APBD Bontang diprediksi menurun hingga Rp1,7 triliun pada 2027. Hal ini mengancam kestabilan alokasi belanja pegawai yang bisa membengkak hingga 40 persen. Berdasarkan UU Nomor 1 Tahun 2022, belanja pegawai tidak boleh melebihi 30 persen dari APBD.
Strategi pemangkasan ini bukan tanpa alasan. Mengandalkan dana bagi hasil dari sektor migas, Bontang harus menyiasati ketidakpastian ekonomi dan regulasi ketat. Pada 2019, kota ini sudah pernah mengalami penurunan APBD drastis yang memaksa pengurangan TPP dan gaji tenaga honorer.
Pemangkasan anggaran pegawai adalah langkah kontroversial. Di satu sisi, Neni Moernaeni perlu menjaga keseimbangan fiskal.
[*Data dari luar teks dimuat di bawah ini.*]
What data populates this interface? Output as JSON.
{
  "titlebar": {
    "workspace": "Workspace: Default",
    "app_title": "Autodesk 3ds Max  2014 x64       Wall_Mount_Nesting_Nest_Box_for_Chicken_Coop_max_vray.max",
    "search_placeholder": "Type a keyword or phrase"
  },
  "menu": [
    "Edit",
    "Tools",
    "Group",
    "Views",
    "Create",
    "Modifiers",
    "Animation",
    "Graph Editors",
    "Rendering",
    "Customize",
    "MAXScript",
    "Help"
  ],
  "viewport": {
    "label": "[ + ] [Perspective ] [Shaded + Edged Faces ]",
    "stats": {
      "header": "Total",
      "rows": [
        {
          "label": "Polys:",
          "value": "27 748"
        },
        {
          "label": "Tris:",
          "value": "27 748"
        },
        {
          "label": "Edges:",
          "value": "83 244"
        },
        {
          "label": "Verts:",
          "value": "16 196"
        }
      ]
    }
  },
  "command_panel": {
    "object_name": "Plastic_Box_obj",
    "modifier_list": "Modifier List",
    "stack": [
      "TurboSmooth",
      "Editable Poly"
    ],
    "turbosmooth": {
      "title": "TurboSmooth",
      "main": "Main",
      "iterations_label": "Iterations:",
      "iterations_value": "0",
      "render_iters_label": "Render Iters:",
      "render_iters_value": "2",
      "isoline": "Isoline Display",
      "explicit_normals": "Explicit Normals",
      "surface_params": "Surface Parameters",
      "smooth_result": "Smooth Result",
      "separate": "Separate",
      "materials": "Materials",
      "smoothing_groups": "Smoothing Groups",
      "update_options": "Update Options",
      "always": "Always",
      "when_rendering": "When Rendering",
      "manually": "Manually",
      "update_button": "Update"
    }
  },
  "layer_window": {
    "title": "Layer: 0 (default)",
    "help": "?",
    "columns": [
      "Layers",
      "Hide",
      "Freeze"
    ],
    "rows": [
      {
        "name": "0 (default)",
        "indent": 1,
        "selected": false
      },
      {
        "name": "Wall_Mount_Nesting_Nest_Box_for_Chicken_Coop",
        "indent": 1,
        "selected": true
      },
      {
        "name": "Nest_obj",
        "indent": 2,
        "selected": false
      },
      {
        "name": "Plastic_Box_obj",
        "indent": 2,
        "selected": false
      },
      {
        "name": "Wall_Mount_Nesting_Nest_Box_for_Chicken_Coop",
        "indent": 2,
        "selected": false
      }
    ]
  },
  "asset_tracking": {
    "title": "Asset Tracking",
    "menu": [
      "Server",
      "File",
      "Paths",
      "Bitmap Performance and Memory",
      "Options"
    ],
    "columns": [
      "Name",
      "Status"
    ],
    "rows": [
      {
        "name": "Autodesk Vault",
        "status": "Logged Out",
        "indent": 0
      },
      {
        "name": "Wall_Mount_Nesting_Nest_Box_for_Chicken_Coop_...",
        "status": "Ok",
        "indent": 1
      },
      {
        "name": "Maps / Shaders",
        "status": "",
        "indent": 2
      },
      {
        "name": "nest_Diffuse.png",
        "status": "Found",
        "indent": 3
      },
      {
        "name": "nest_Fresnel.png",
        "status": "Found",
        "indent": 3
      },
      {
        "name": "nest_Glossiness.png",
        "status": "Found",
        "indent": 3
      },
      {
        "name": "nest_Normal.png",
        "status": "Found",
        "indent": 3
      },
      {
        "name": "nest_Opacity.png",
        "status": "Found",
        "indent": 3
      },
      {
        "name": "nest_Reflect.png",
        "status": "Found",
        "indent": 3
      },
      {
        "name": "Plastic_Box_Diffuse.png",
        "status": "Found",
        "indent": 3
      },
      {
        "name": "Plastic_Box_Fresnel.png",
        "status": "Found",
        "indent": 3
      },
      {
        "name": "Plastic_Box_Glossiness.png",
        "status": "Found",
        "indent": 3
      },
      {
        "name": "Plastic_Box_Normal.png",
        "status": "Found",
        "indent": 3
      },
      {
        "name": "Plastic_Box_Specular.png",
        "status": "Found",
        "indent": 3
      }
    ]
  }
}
Di sisi lain, dampaknya terasa langsung pada kesejahteraan pegawai. Tantangan ini memerlukan kebijakan yang inovatif dan dukungan dari berbagai pihak.
Langkah Neni Moernaeni untuk menggalang dukungan dari Apeksi menunjukkan tekadnya. Namun, akankah strategi ini cukup untuk menavigasi tantangan fiskal ke depan? Masyarakat Bontang menunggu dengan harapan dan kekhawatiran.